Pese al alivio que representa este cambio de categoría, las autoridades locales fueron enfáticas al advertir que la contingencia hídrica no ha finalizado. El caudal actual continúa siendo elevado y persisten riesgos estructurales en las riberas, donde el terreno se encuentra saturado por el avance del agua en los días previos. El personal de Defensa Civil y Seguridad mantiene un esquema de vigilancia activa para detectar posibles filtraciones en defensas naturales.
Operativo de asistencia y monitoreo
El municipio termense sostiene un despliegue territorial focalizado en la asistencia a las familias damnificadas. El trabajo articulado entre las diversas áreas del COE incluye relevamientos sanitarios y entrega de suministros básicos en los sectores que aún presentan anegamientos. Los controles en áreas críticas no se han relajado, ya que el comportamiento del río sigue bajo un estricto protocolo de medición hidrométrica.

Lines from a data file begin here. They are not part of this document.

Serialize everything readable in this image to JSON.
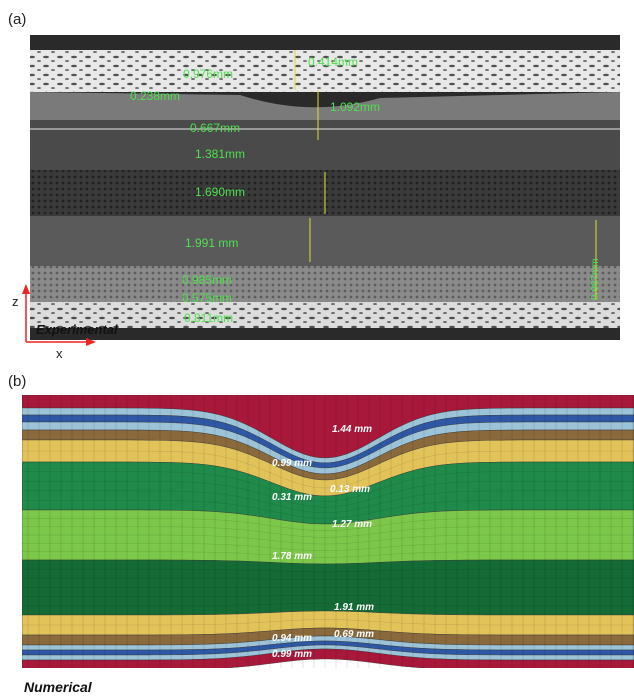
{
  "panels": [
    {
      "label": "(a)",
      "caption": "Experimental",
      "axis_z": "z",
      "axis_x": "x",
      "measurements": [
        "0.976mm",
        "0.414mm",
        "0.238mm",
        "1.092mm",
        "0.667mm",
        "1.381mm",
        "1.690mm",
        "1.991 mm",
        "0.985mm",
        "0.575mm",
        "0.811mm",
        "0.987mm"
      ]
    },
    {
      "label": "(b)",
      "caption": "Numerical",
      "measurements": [
        "1.44 mm",
        "0.99 mm",
        "0.31 mm",
        "0.13 mm",
        "1.27 mm",
        "1.78 mm",
        "1.91 mm",
        "0.94 mm",
        "0.69 mm",
        "0.99 mm"
      ]
    }
  ]
}
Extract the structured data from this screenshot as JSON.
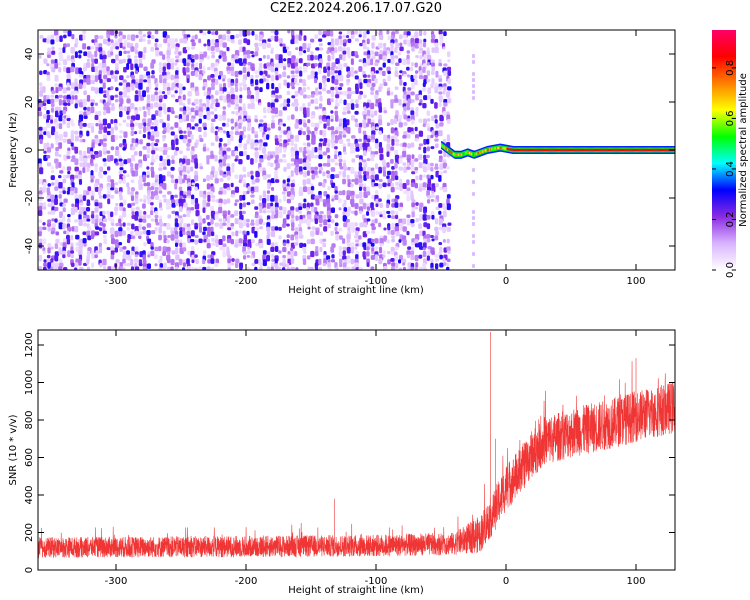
{
  "title": "C2E2.2024.206.17.07.G20",
  "chart_data": [
    {
      "type": "heatmap",
      "xlabel": "Height of straight line (km)",
      "ylabel": "Frequency (Hz)",
      "xlim": [
        -360,
        130
      ],
      "ylim": [
        -50,
        50
      ],
      "xticks": [
        -300,
        -200,
        -100,
        0,
        100
      ],
      "xtick_labels": [
        "-300",
        "-200",
        "-100",
        "0",
        "100"
      ],
      "yticks": [
        -40,
        -20,
        0,
        20,
        40
      ],
      "ytick_labels": [
        "-40",
        "-20",
        "0",
        "20",
        "40"
      ],
      "colorbar": {
        "label": "Normalized spectral amplitude",
        "range": [
          0,
          0.95
        ],
        "ticks": [
          0.0,
          0.2,
          0.4,
          0.6,
          0.8
        ],
        "tick_labels": [
          "0.0",
          "0.2",
          "0.4",
          "0.6",
          "0.8"
        ],
        "colormap": [
          "#ffffff",
          "#d9b3ff",
          "#8a2be2",
          "#0000ff",
          "#00ffff",
          "#00ff00",
          "#ffff00",
          "#ff8000",
          "#ff0000",
          "#ff0066"
        ]
      },
      "noise_region": {
        "x_from": -360,
        "x_to": -45,
        "amplitude": 0.1
      },
      "signal_track": [
        {
          "x": -50,
          "y": 2
        },
        {
          "x": -45,
          "y": 0
        },
        {
          "x": -40,
          "y": -2
        },
        {
          "x": -35,
          "y": -2
        },
        {
          "x": -30,
          "y": -1
        },
        {
          "x": -25,
          "y": -2
        },
        {
          "x": -20,
          "y": -1
        },
        {
          "x": -15,
          "y": 0
        },
        {
          "x": -5,
          "y": 1
        },
        {
          "x": 5,
          "y": 0
        },
        {
          "x": 50,
          "y": 0
        },
        {
          "x": 130,
          "y": 0
        }
      ],
      "grid": false,
      "ticks_on_box": true
    },
    {
      "type": "line",
      "xlabel": "Height of straight line (km)",
      "ylabel": "SNR (10 * v/v)",
      "xlim": [
        -360,
        130
      ],
      "ylim": [
        0,
        1280
      ],
      "xticks": [
        -300,
        -200,
        -100,
        0,
        100
      ],
      "xtick_labels": [
        "-300",
        "-200",
        "-100",
        "0",
        "100"
      ],
      "yticks": [
        0,
        200,
        400,
        600,
        800,
        1000,
        1200
      ],
      "ytick_labels": [
        "0",
        "200",
        "400",
        "600",
        "800",
        "1000",
        "1200"
      ],
      "color": "#f03535",
      "trend": [
        {
          "x": -360,
          "y": 120
        },
        {
          "x": -200,
          "y": 125
        },
        {
          "x": -100,
          "y": 130
        },
        {
          "x": -40,
          "y": 140
        },
        {
          "x": -20,
          "y": 190
        },
        {
          "x": -15,
          "y": 250
        },
        {
          "x": -10,
          "y": 300
        },
        {
          "x": 0,
          "y": 440
        },
        {
          "x": 10,
          "y": 520
        },
        {
          "x": 20,
          "y": 620
        },
        {
          "x": 30,
          "y": 690
        },
        {
          "x": 50,
          "y": 730
        },
        {
          "x": 80,
          "y": 780
        },
        {
          "x": 100,
          "y": 820
        },
        {
          "x": 130,
          "y": 870
        }
      ],
      "spread": [
        {
          "x": -360,
          "y": 110
        },
        {
          "x": -40,
          "y": 120
        },
        {
          "x": -20,
          "y": 200
        },
        {
          "x": 0,
          "y": 250
        },
        {
          "x": 30,
          "y": 260
        },
        {
          "x": 130,
          "y": 280
        }
      ],
      "spikes": [
        {
          "x": -12,
          "y": 1270
        },
        {
          "x": -8,
          "y": 700
        },
        {
          "x": -360,
          "y": 330
        },
        {
          "x": -132,
          "y": 380
        },
        {
          "x": 100,
          "y": 1130
        }
      ],
      "grid": false,
      "ticks_on_box": true
    }
  ]
}
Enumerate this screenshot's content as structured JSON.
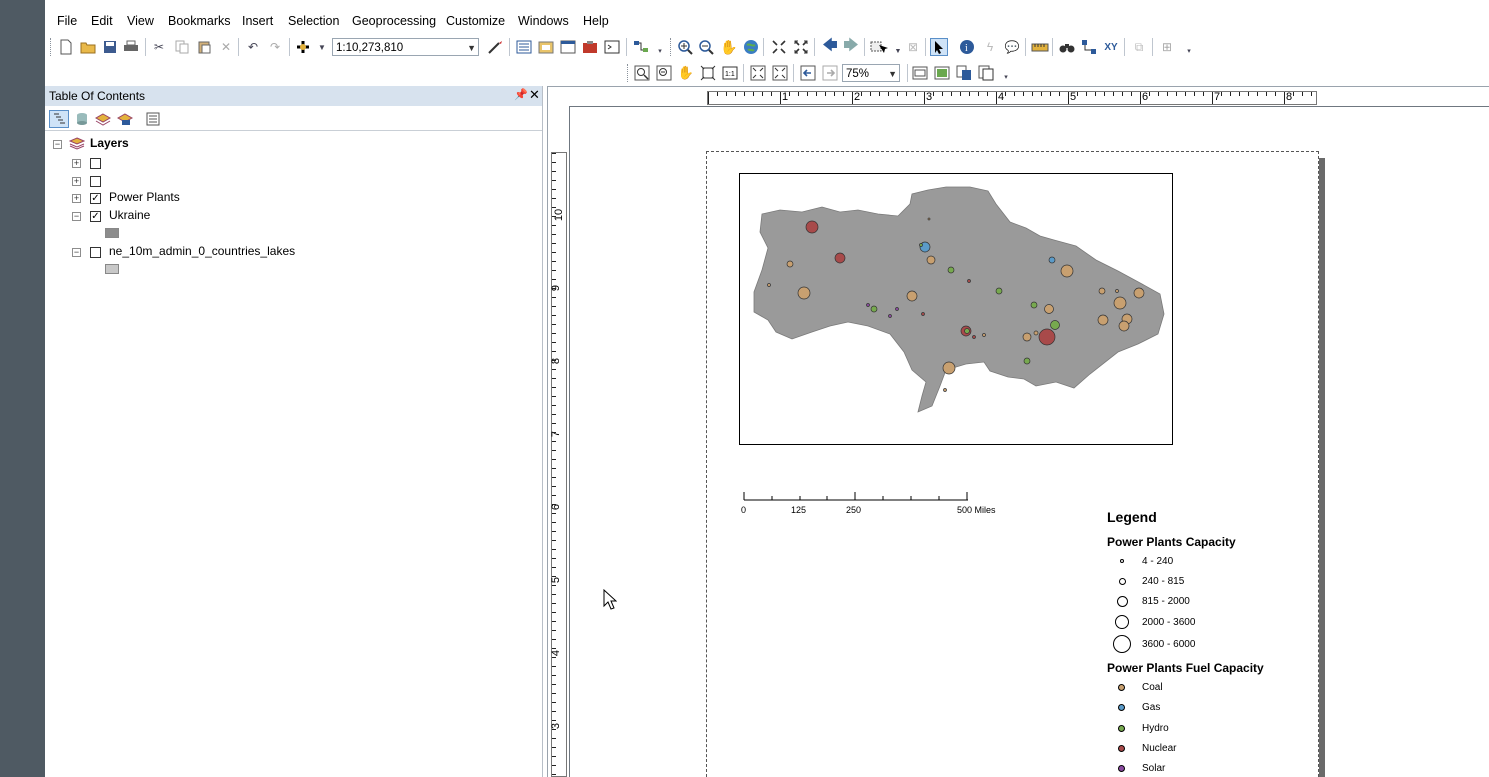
{
  "menubar": [
    "File",
    "Edit",
    "View",
    "Bookmarks",
    "Insert",
    "Selection",
    "Geoprocessing",
    "Customize",
    "Windows",
    "Help"
  ],
  "toolbar": {
    "scale": "1:10,273,810",
    "zoom": "75%"
  },
  "toc": {
    "title": "Table Of Contents",
    "root_label": "Layers",
    "layers": [
      {
        "label": "",
        "checked": false,
        "expanded": false
      },
      {
        "label": "",
        "checked": false,
        "expanded": false
      },
      {
        "label": "Power Plants",
        "checked": true,
        "expanded": false
      },
      {
        "label": "Ukraine",
        "checked": true,
        "expanded": true,
        "swatch": "#8c8c8c"
      },
      {
        "label": "ne_10m_admin_0_countries_lakes",
        "checked": false,
        "expanded": true,
        "swatch": "#c8c8c8"
      }
    ]
  },
  "rulers": {
    "horizontal": [
      "1",
      "2",
      "3",
      "4",
      "5",
      "6",
      "7",
      "8"
    ],
    "vertical": [
      "10",
      "9",
      "8",
      "7",
      "6",
      "5",
      "4",
      "3"
    ]
  },
  "scalebar": {
    "labels": [
      "0",
      "125",
      "250",
      "500 Miles"
    ]
  },
  "legend": {
    "title": "Legend",
    "capacity_title": "Power Plants Capacity",
    "capacity_classes": [
      "4 - 240",
      "240 - 815",
      "815 - 2000",
      "2000 - 3600",
      "3600 - 6000"
    ],
    "fuel_title": "Power Plants Fuel Capacity",
    "fuels": [
      {
        "label": "Coal",
        "color": "#c8a070"
      },
      {
        "label": "Gas",
        "color": "#5b9bc9"
      },
      {
        "label": "Hydro",
        "color": "#77a94f"
      },
      {
        "label": "Nuclear",
        "color": "#a84a4a"
      },
      {
        "label": "Solar",
        "color": "#8a4aa0"
      }
    ]
  },
  "map": {
    "country_fill": "#9a9a9a"
  }
}
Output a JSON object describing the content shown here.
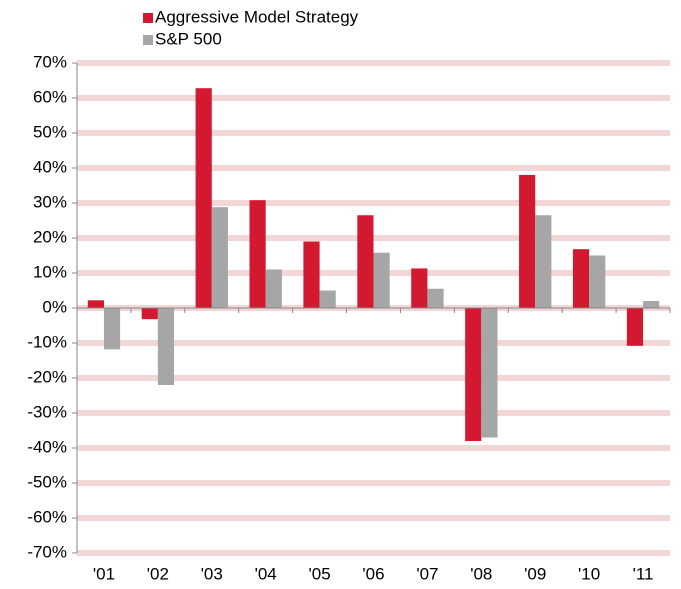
{
  "chart_data": {
    "type": "bar",
    "categories": [
      "'01",
      "'02",
      "'03",
      "'04",
      "'05",
      "'06",
      "'07",
      "'08",
      "'09",
      "'10",
      "'11"
    ],
    "series": [
      {
        "name": "Aggressive Model Strategy",
        "color": "#d2192f",
        "values": [
          2.2,
          -3.2,
          62.8,
          30.8,
          19,
          26.5,
          11.3,
          -38,
          38,
          16.8,
          -10.8
        ]
      },
      {
        "name": "S&P 500",
        "color": "#a6a6a6",
        "values": [
          -11.8,
          -22,
          28.8,
          11,
          5,
          15.8,
          5.5,
          -37,
          26.5,
          15,
          2
        ]
      }
    ],
    "ylim": [
      -70,
      70
    ],
    "yticks": [
      {
        "value": -70,
        "label": "-70%"
      },
      {
        "value": -60,
        "label": "-60%"
      },
      {
        "value": -50,
        "label": "-50%"
      },
      {
        "value": -40,
        "label": "-40%"
      },
      {
        "value": -30,
        "label": "-30%"
      },
      {
        "value": -20,
        "label": "-20%"
      },
      {
        "value": -10,
        "label": "-10%"
      },
      {
        "value": 0,
        "label": "0%"
      },
      {
        "value": 10,
        "label": "10%"
      },
      {
        "value": 20,
        "label": "20%"
      },
      {
        "value": 30,
        "label": "30%"
      },
      {
        "value": 40,
        "label": "40%"
      },
      {
        "value": 50,
        "label": "50%"
      },
      {
        "value": 60,
        "label": "60%"
      },
      {
        "value": 70,
        "label": "70%"
      }
    ],
    "grid": true,
    "legend": "top"
  }
}
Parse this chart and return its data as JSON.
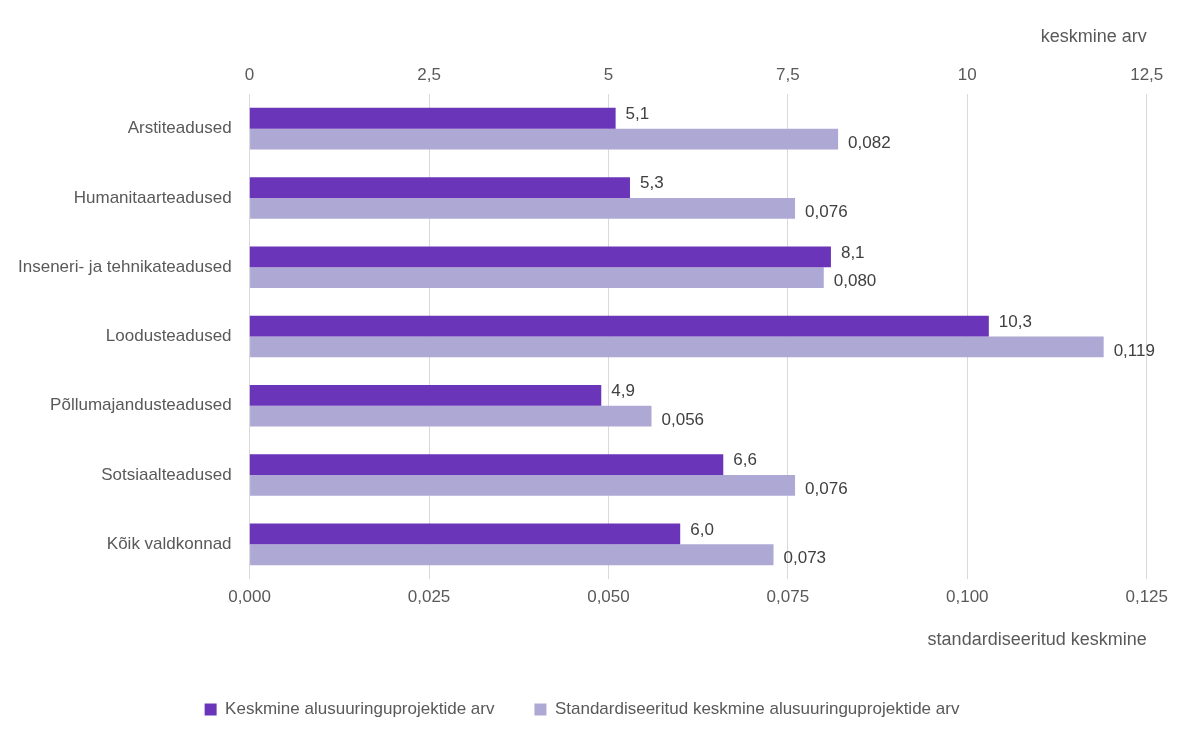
{
  "chart_data": {
    "type": "bar",
    "orientation": "horizontal",
    "categories": [
      "Arstiteadused",
      "Humanitaarteadused",
      "Inseneri- ja tehnikateadused",
      "Loodusteadused",
      "Põllumajandusteadused",
      "Sotsiaalteadused",
      "Kõik valdkonnad"
    ],
    "series": [
      {
        "name": "Keskmine alusuuringuprojektide arv",
        "color": "#6a35b8",
        "axis": "x2",
        "values": [
          5.1,
          5.3,
          8.1,
          10.3,
          4.9,
          6.6,
          6.0
        ],
        "value_labels": [
          "5,1",
          "5,3",
          "8,1",
          "10,3",
          "4,9",
          "6,6",
          "6,0"
        ]
      },
      {
        "name": "Standardiseeritud keskmine alusuuringuprojektide arv",
        "color": "#ada8d4",
        "values": [
          0.082,
          0.076,
          0.08,
          0.119,
          0.056,
          0.076,
          0.073
        ],
        "value_labels": [
          "0,082",
          "0,076",
          "0,080",
          "0,119",
          "0,056",
          "0,076",
          "0,073"
        ]
      }
    ],
    "xlabel": "standardiseeritud keskmine",
    "x2label": "keskmine arv",
    "xlim": [
      0,
      0.125
    ],
    "xticks": [
      {
        "value": 0,
        "label": "0,000"
      },
      {
        "value": 0.025,
        "label": "0,025"
      },
      {
        "value": 0.05,
        "label": "0,050"
      },
      {
        "value": 0.075,
        "label": "0,075"
      },
      {
        "value": 0.1,
        "label": "0,100"
      },
      {
        "value": 0.125,
        "label": "0,125"
      }
    ],
    "x2lim": [
      0,
      12.5
    ],
    "x2ticks": [
      0,
      {
        "value": 2.5,
        "label": "2,5"
      },
      5,
      {
        "value": 7.5,
        "label": "7,5"
      },
      10,
      {
        "value": 12.5,
        "label": "12,5"
      }
    ],
    "grid": "x",
    "legend": "bottom"
  }
}
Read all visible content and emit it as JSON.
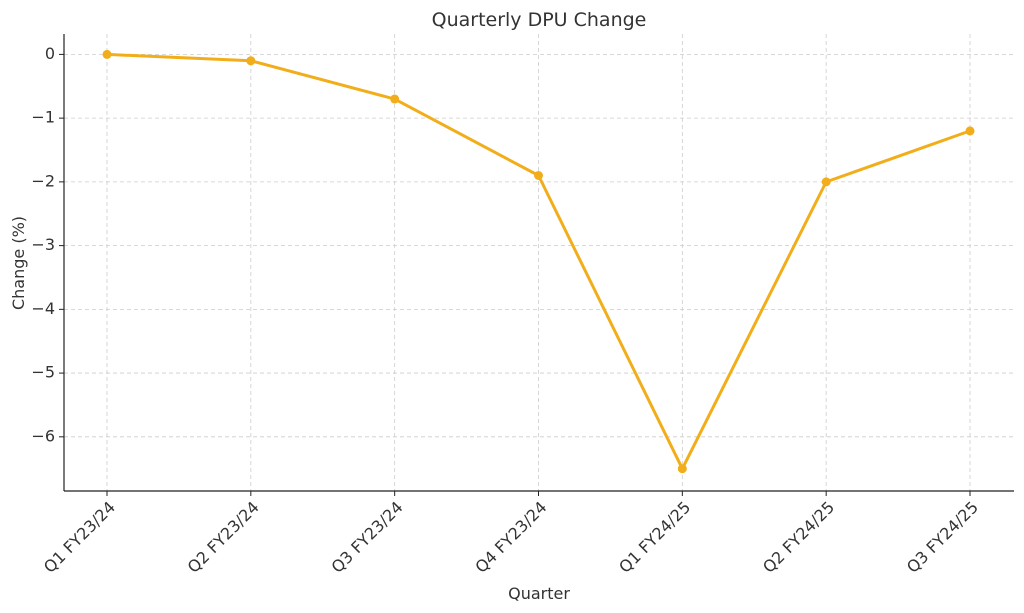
{
  "chart_data": {
    "type": "line",
    "title": "Quarterly DPU Change",
    "xlabel": "Quarter",
    "ylabel": "Change (%)",
    "categories": [
      "Q1 FY23/24",
      "Q2 FY23/24",
      "Q3 FY23/24",
      "Q4 FY23/24",
      "Q1 FY24/25",
      "Q2 FY24/25",
      "Q3 FY24/25"
    ],
    "series": [
      {
        "values": [
          0,
          -0.1,
          -0.7,
          -1.9,
          -6.5,
          -2.0,
          -1.2
        ]
      }
    ],
    "ylim": [
      -6.85,
      0.32
    ],
    "yticks": [
      0,
      -1,
      -2,
      -3,
      -4,
      -5,
      -6
    ],
    "ytick_labels": [
      "0",
      "−1",
      "−2",
      "−3",
      "−4",
      "−5",
      "−6"
    ],
    "grid": true,
    "colors": {
      "line": "#f2ae1a",
      "marker": "#f2ae1a"
    }
  }
}
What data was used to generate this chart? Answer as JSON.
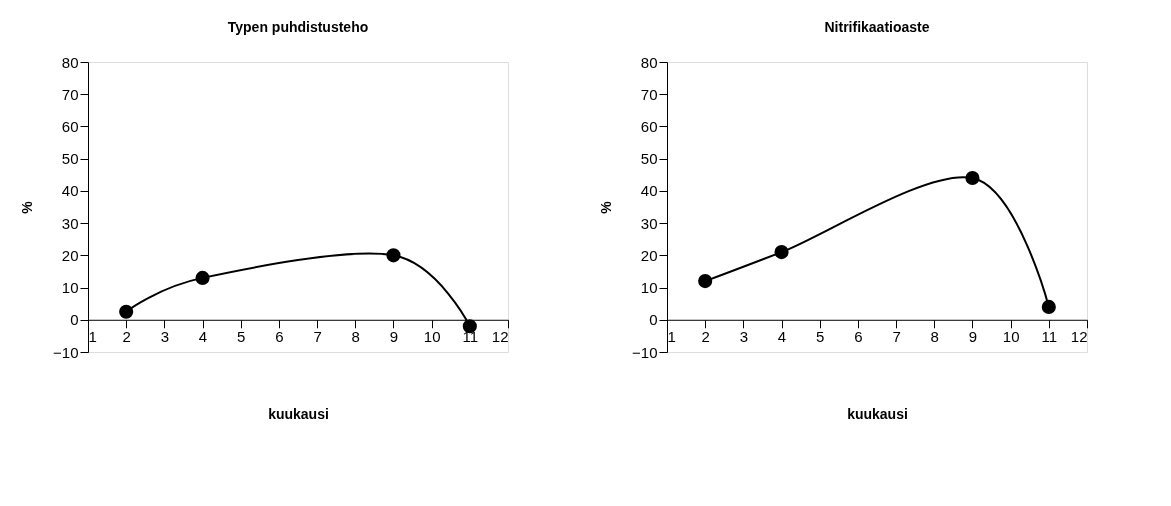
{
  "chart_data": [
    {
      "type": "line",
      "title": "Typen puhdistusteho",
      "xlabel": "kuukausi",
      "ylabel": "%",
      "xlim": [
        1,
        12
      ],
      "xticks": [
        1,
        2,
        3,
        4,
        5,
        6,
        7,
        8,
        9,
        10,
        11,
        12
      ],
      "ylim": [
        -10,
        80
      ],
      "yticks": [
        -10,
        0,
        10,
        20,
        30,
        40,
        50,
        60,
        70,
        80
      ],
      "marker": "circle",
      "series": [
        {
          "color": "#000000",
          "x": [
            2,
            4,
            9,
            11
          ],
          "values": [
            2.5,
            13,
            20,
            -2
          ]
        }
      ]
    },
    {
      "type": "line",
      "title": "Nitrifikaatioaste",
      "xlabel": "kuukausi",
      "ylabel": "%",
      "xlim": [
        1,
        12
      ],
      "xticks": [
        1,
        2,
        3,
        4,
        5,
        6,
        7,
        8,
        9,
        10,
        11,
        12
      ],
      "ylim": [
        -10,
        80
      ],
      "yticks": [
        -10,
        0,
        10,
        20,
        30,
        40,
        50,
        60,
        70,
        80
      ],
      "marker": "circle",
      "series": [
        {
          "color": "#000000",
          "x": [
            2,
            4,
            9,
            11
          ],
          "values": [
            12,
            21,
            44,
            4
          ]
        }
      ]
    }
  ]
}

Desde el Ejecutivo municipal se reiteró la prohibición de acercarse a las márgenes del río para actividades recreativas o de pesca, debido a la inestabilidad de las barrancas y la fuerza de la corriente superficial. Se solicita a la población canalizar cualquier inquietud o reporte de emergencia exclusivamente a través de las vías oficiales, evitando la propagación de versiones no confirmadas que puedan generar alarma innecesaria.
Hacia la normalización gradual
La evolución del fenómeno climático en las altas cuencas sigue siendo el factor determinante para consolidar esta tendencia a la baja. Por el momento, la maquinaria vial permanece apostada en puntos estratégicos para intervenir de forma inmediata ante cualquier cambio en el régimen de descarga. La meta de las autoridades es avanzar hacia una normalización progresiva, priorizando siempre la integridad física de los vecinos de las zonas ribereñas.